11. Deployment Checklist

11.1. Phase 1: Development (Week 1-4)

  • Set up Epitran + PanPhon in Pitt environment.

  • Implement IPA normalisation library with tests.

  • Design and create toponym_index schema in Elasticsearch.

  • Create ipa_index template.

  • Build proof-of-concept with 10k toponyms (single language).

  • Benchmark query latency and accuracy.

  • Test ONNX model export and Django integration.

11.2. Phase 2: Initial Migration (Week 5-8)

  • Extract all WHG toponyms from place_index to Pitt.

  • Create toponym_index and populate from existing place data.

  • Generate IPA for all toponyms (batch processing).

  • Create initial rule-based embeddings (PanPhon).

  • Bulk push to Elasticsearch staging environment.

  • Validate data integrity (checksums, counts).

  • Test query pipeline with production-scale data.

11.3. Phase 3: Model Training (Week 9-12)

  • Construct training dataset (positive/negative pairs).

  • Train Siamese BiLSTM (baseline 64-dim).

  • Evaluate on held-out test set.

  • Select optimal embedding dimension.

  • Export model to ONNX format.

  • Test inference model performance in Django.

  • Re-embed all IPA entries with trained model.

  • Deploy to staging with version v1.

11.4. Phase 4: Production Rollout (Week 13-16)

  • Deploy inference model to production Django servers.

  • Deploy updated indices to production Elasticsearch.

  • Enable query pipeline with feature flag (10% traffic).

  • Monitor for errors and performance issues.

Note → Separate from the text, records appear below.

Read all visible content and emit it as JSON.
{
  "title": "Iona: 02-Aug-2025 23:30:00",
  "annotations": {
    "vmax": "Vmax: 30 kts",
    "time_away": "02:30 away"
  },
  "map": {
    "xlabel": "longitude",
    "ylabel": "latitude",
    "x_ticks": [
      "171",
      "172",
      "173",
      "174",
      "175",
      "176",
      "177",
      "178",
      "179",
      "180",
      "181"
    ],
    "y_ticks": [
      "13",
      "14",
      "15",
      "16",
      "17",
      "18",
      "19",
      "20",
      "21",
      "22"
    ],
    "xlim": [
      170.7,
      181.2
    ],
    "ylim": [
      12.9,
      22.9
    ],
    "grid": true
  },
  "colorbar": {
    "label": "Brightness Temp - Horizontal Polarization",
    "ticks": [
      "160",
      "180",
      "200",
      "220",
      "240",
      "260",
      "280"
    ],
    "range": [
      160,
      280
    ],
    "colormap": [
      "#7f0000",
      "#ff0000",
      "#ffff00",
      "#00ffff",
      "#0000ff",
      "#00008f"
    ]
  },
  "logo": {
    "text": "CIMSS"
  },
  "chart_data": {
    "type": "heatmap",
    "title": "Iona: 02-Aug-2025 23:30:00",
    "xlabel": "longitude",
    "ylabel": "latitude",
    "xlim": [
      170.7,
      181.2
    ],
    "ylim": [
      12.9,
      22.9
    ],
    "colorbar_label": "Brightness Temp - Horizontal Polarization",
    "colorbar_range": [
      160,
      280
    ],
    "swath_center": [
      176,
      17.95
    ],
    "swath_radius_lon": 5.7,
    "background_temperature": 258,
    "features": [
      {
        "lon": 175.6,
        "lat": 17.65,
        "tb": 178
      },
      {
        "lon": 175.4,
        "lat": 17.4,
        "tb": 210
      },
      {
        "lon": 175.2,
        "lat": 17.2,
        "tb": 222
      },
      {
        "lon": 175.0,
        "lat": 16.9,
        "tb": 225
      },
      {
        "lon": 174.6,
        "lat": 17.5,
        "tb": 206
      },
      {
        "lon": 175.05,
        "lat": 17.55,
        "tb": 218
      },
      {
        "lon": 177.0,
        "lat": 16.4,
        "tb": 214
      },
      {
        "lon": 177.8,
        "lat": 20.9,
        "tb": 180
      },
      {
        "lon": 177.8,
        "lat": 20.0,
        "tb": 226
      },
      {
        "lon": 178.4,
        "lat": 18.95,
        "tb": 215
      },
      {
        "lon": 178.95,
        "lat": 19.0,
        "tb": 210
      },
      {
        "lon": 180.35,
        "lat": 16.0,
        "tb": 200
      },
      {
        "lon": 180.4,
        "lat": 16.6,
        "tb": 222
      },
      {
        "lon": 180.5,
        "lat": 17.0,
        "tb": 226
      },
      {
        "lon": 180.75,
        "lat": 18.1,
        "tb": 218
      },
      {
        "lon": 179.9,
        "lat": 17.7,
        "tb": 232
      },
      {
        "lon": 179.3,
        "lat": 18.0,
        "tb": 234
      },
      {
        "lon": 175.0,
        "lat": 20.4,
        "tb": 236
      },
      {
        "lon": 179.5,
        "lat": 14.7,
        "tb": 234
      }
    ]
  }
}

  • Gradually increase traffic (50%, 100%).

  • Document operational runbooks.

  • Train support team on new search capabilities.

11.5. Phase 5: Continuous Improvement (Ongoing)

  • Monthly embedding refresh cycle.

  • Quarterly model retraining with new data.

  • User feedback analysis and training data enrichment.

  • Performance optimisation (cache tuning, index settings).

  • Model distillation for faster inference if needed.